PRESIDENT BUSH: I believe there's a way to conduct ourselves in public life without resorting to name-calling. And so I won't. I tend to ignore that.
THOMAS: Doesn't it ever bother you?
THOMAS: Consider the source?
PRESIDENT BUSH: No, it just means I'm doing things. It means I'm a president that has had an active agenda. I told the American people what I was going to do. There's two things about the agendas of a president. One is, you know, I tried to be the kind of person that goes out on the campaign trail and said, vote for me, here's what I'm going to do. I did it as a gubernatorial candidate, implemented what I said I was going to do. Same as president.

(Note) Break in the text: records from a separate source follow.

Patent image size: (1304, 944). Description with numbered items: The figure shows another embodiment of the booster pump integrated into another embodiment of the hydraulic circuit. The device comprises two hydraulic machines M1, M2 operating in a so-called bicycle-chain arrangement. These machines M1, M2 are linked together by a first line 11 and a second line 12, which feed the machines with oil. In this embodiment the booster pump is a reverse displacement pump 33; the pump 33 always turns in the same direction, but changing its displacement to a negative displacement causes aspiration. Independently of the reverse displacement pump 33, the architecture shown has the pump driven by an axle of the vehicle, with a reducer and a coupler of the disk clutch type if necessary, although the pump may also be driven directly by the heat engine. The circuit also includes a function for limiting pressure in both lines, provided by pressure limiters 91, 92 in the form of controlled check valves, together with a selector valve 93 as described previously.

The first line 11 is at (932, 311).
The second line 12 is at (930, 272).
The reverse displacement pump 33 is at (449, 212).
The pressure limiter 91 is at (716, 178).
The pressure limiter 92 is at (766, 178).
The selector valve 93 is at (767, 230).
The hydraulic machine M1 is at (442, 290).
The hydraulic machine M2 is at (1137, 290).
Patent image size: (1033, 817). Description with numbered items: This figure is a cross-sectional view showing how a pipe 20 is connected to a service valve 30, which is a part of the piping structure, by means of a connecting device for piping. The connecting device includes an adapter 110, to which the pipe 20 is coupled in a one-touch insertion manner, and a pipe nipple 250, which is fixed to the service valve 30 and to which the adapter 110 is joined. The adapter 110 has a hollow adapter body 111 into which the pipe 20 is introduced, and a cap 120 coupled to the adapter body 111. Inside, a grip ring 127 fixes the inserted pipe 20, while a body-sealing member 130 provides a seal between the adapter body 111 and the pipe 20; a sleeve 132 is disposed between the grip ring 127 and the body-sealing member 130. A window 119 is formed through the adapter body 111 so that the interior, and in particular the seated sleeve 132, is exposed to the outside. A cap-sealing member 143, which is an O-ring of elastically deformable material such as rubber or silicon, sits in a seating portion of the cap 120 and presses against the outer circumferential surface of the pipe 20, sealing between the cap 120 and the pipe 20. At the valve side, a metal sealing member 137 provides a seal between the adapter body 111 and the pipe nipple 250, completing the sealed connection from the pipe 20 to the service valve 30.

And then, of course, you have to deal with the unexpected. That's the other part of the job. And we've dealt with the unexpected in a very strong, resolute way. And, you know, we haven't been attacked again, for which I am very grateful. But it's not as a result of the lack of trying by the enemy; it's a result of the actions we've taken. And it's not just me, it's a government full of really hardworking, decent people that have used tools we've put in place to help understand what the enemy is thinking and to stop them from attacking us.
THOMAS: You told your sister that your faith sustained you through your presidency: "I've been in the Bible every day since I've been the president."
THOMAS: Now, many presidents have spoken of faith and reliance upon God. How did you process this? Your detractors say, oh, he's got a direct hotline to God-really great, got us involved in Iraq and all these other things. So how do you process this and not fall into arrogance in the sense that political decisions are necessarily the specific dictates of God? How does that work?
PRESIDENT BUSH: I have explained when asked that prayer is very personal. And, you know, people try to characterize my religion the way it suits their view of their world. I have been sustained by prayer. I have been strengthened by prayer, and I am grateful for prayer. I tell people, some days are happy, some days not so happy, every day joyous. And that's a true statement.
THOMAS: Well, let me see if I can go a little deeper in that, without revealing my own proclivities. Before a major decision, before launching the toppling of Saddam, do you say, "You know, God, if I'm not making the right decision, step in and check-stop me"? How does it practically work?
PRESIDENT BUSH: For me, prayer is wisdom and strength, protect my family; protect the troops. Look, you make the best decisions you can at the time and you listen to a lot of advisers who are here to provide you good, sound advice. I'm spiritual; I'm not mystical.
THOMAS: What does that mean?
PRESIDENT BUSH: It means that I don't hear voices. I don't hear voices. I know that I have to make tough calls based upon the circumstances at the time. And so that's why I say, for me, prayer is a very personal, personal matter.

Have you been asked for any advice from your successor, other than-
PRESIDENT BUSH: Not really. I had a very good meeting with the president-elect. I was impressed by his demeanor and impressed by his love of his family. And I told him I'd be available after the presidency if he cared to ask my opinions.
THOMAS: What did he say to that?
PRESIDENT BUSH: He said, fine; you know, sure. I think he's going to find that he'll get plenty of opinions, and he's going to have to choose whose voices are most credible, as he sorts through these different issues that he'll face.
THOMAS: There have only been 43 of you.
PRESIDENT BUSH: That's right.
THOMAS: And what should he expect that he may not be expecting?

Well, I think, you know, it is clear that we are in an era where the homeland is under threat, and that will become very evident to him as time goes on. And I'm confident it already is evident to him.